Sicher wird es nicht schwerfallen, auch in Zukunft für die geschichtlichen und kulturgeschichtlichen Kapitel profilierte Darsteller zu finden, zumal auch mancher der bereits bewährten weitere Kapitel schreiben mag. Schwieriger wird es sein, repräsentative Persönlichkeiten, wirkliche Charaktere des Jahrgangs, zu Niederschriften ihrer geschichtlichen Erinnerungen zu veranlassen. Das zeigt schon die vorliegende Reihe.

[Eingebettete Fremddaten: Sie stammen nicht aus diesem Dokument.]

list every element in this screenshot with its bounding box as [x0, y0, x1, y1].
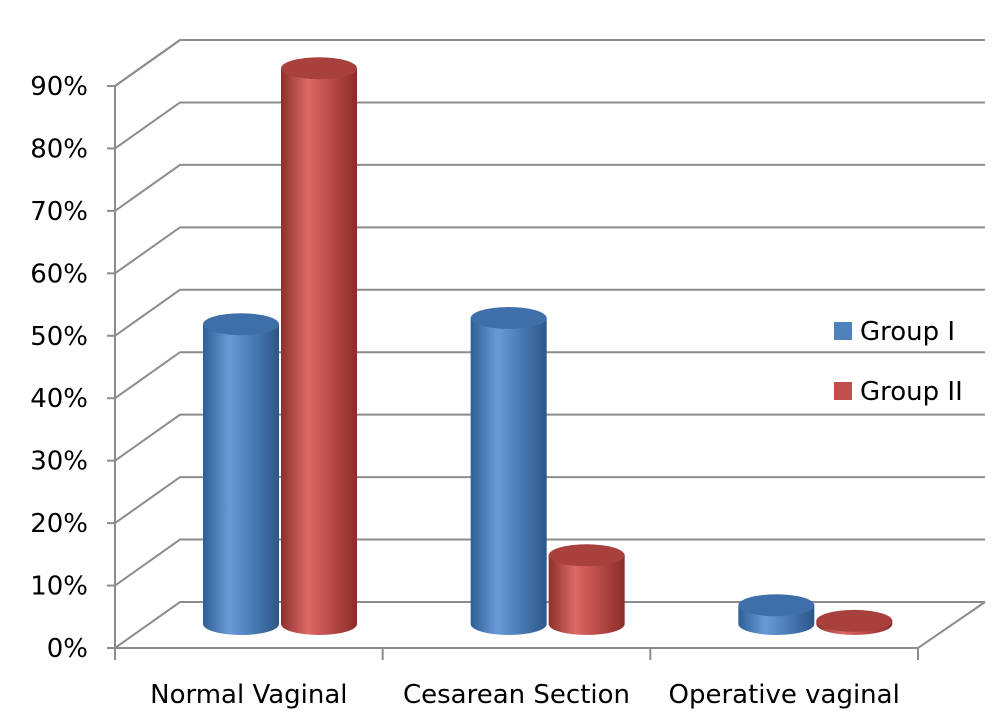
y-tick-label: 70%	[30, 197, 88, 227]
x-tick-label: Operative vaginal	[668, 680, 899, 710]
gridline	[114, 101, 985, 150]
bar-group-ii	[816, 609, 893, 636]
bar-group-ii	[281, 57, 357, 635]
gridline	[114, 226, 985, 275]
gridline	[114, 163, 985, 212]
bar-top	[816, 609, 893, 632]
bar-group-i	[470, 307, 547, 635]
legend-swatch	[834, 322, 852, 340]
bar-top	[281, 57, 357, 80]
chart-legend: Group I Group II	[834, 317, 963, 407]
bar-body	[548, 555, 625, 636]
bar-group-i	[203, 313, 279, 635]
legend-swatch	[834, 382, 852, 400]
chart-gridlines	[114, 39, 985, 649]
gridline-diagonal	[114, 39, 181, 87]
gridline	[114, 413, 985, 462]
bar-group-i	[738, 594, 815, 636]
y-tick-label: 60%	[30, 259, 88, 289]
bar-group-ii	[548, 544, 625, 636]
chart-axes	[107, 85, 986, 660]
y-tick-label: 20%	[30, 509, 88, 539]
y-tick-label: 0%	[47, 634, 88, 664]
bar-top	[470, 307, 547, 330]
y-tick-label: 80%	[30, 134, 88, 164]
bar-top	[738, 594, 815, 617]
bar-body	[281, 68, 357, 635]
y-tick-label: 90%	[30, 72, 88, 102]
y-tick-label: 30%	[30, 447, 88, 477]
y-tick-label: 50%	[30, 322, 88, 352]
bar-top	[548, 544, 625, 567]
bar-body	[470, 318, 547, 635]
gridline	[114, 476, 985, 524]
gridline	[114, 538, 985, 587]
bar-body	[203, 324, 279, 635]
gridline	[114, 351, 985, 400]
chart-labels: 0% 10% 20% 30% 40% 50% 60% 70% 80% 90% Normal Vagi…	[30, 72, 900, 710]
bar-top	[203, 313, 279, 336]
gridline	[114, 601, 985, 649]
x-tick-label: Normal Vaginal	[150, 680, 347, 710]
y-tick-label: 40%	[30, 384, 88, 414]
chart-bars	[203, 57, 893, 636]
gridline	[114, 288, 985, 337]
y-tick-label: 10%	[30, 572, 88, 602]
legend-label: Group I	[860, 317, 955, 347]
gridline	[114, 39, 985, 87]
x-tick-label: Cesarean Section	[403, 680, 630, 710]
legend-label: Group II	[860, 377, 963, 407]
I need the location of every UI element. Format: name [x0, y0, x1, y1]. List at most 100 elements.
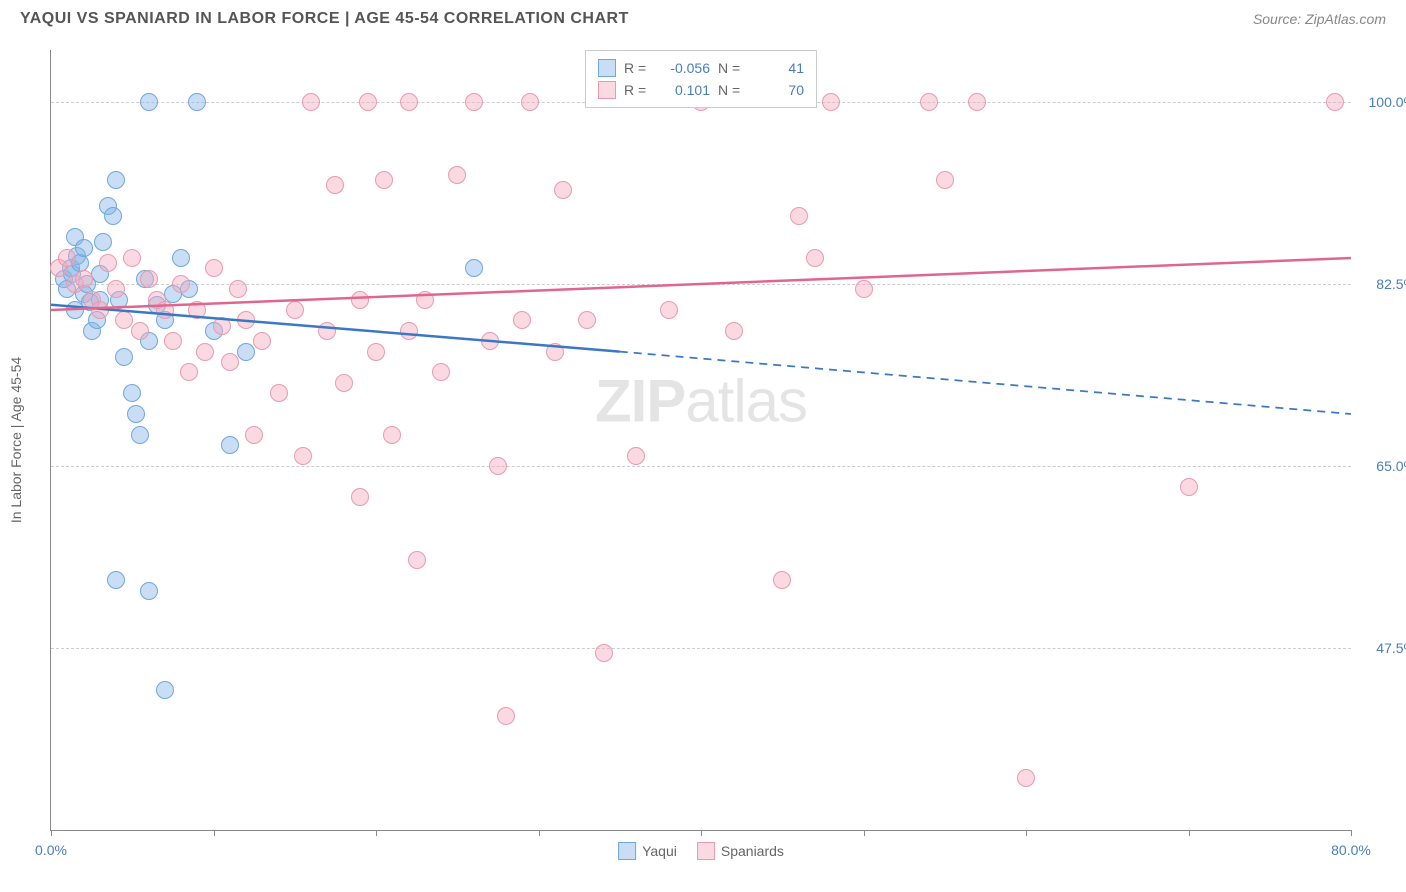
data-point	[822, 93, 840, 111]
swatch-spaniards-icon	[697, 842, 715, 860]
data-point	[302, 93, 320, 111]
data-point	[237, 343, 255, 361]
data-point	[465, 93, 483, 111]
y-tick-label: 65.0%	[1376, 458, 1406, 474]
data-point	[806, 249, 824, 267]
data-point	[123, 249, 141, 267]
data-point	[75, 270, 93, 288]
n-value-yaqui: 41	[754, 57, 804, 79]
data-point	[270, 384, 288, 402]
x-tick-label: 80.0%	[1331, 842, 1371, 858]
data-point	[351, 488, 369, 506]
data-point	[99, 254, 117, 272]
data-point	[335, 374, 353, 392]
data-point	[489, 457, 507, 475]
data-point	[286, 301, 304, 319]
data-point	[229, 280, 247, 298]
swatch-yaqui	[598, 59, 616, 77]
data-point	[595, 644, 613, 662]
data-point	[790, 207, 808, 225]
data-point	[660, 301, 678, 319]
n-label: N =	[718, 57, 746, 79]
chart-container: YAQUI VS SPANIARD IN LABOR FORCE | AGE 4…	[0, 0, 1406, 892]
data-point	[408, 551, 426, 569]
chart-title: YAQUI VS SPANIARD IN LABOR FORCE | AGE 4…	[20, 10, 629, 28]
y-tick-label: 47.5%	[1376, 640, 1406, 656]
data-point	[318, 322, 336, 340]
legend-item-yaqui: Yaqui	[618, 842, 677, 860]
n-value-spaniards: 70	[754, 79, 804, 101]
data-point	[968, 93, 986, 111]
data-point	[221, 353, 239, 371]
data-point	[172, 249, 190, 267]
data-point	[172, 275, 190, 293]
data-point	[188, 93, 206, 111]
source-attribution: Source: ZipAtlas.com	[1253, 11, 1386, 27]
legend-row-spaniards: R = 0.101 N = 70	[598, 79, 804, 101]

Der Lebensbericht eines Nossack (1901) ist ein Dokument von Rang. Hier, verweben sich persönliche Geschichte und Geschichte der Nation. Sicher: was individuelle Anlage ist, kann man nicht als geschichtliches Phänomen ausgeben – wie Nossack bemerkt. Aber ich komme auf die Eingangsbemerkung zurück: Die 1901 Geborenen haben die Jahre 1918/19 in der eindrucksstärksten Zeit ihres Lebens erfahren. Die nur wenig älteren, oftmals Klassenkameraden, hat noch der Krieg geholt. Sie aber standen dieser Katastrophe als Beobachter – oft leidenschaftlich engagierte – gegenüber. Das Erwachen des eigenen Intellekts fiel zusammen mit dem Erwachen eines geschundenen Volkes. Das ist gewiß noch keine Garantie dafür, daß jeder einzelne aufbricht, um das unbekannte Morgen mitzugestalten. Wir wissen, daß viele diesen Schritt nicht taten. Aber es macht den Bericht Nossacks so faszinierend, daß sich in ihm etwas Phänotypisches abzeichnet.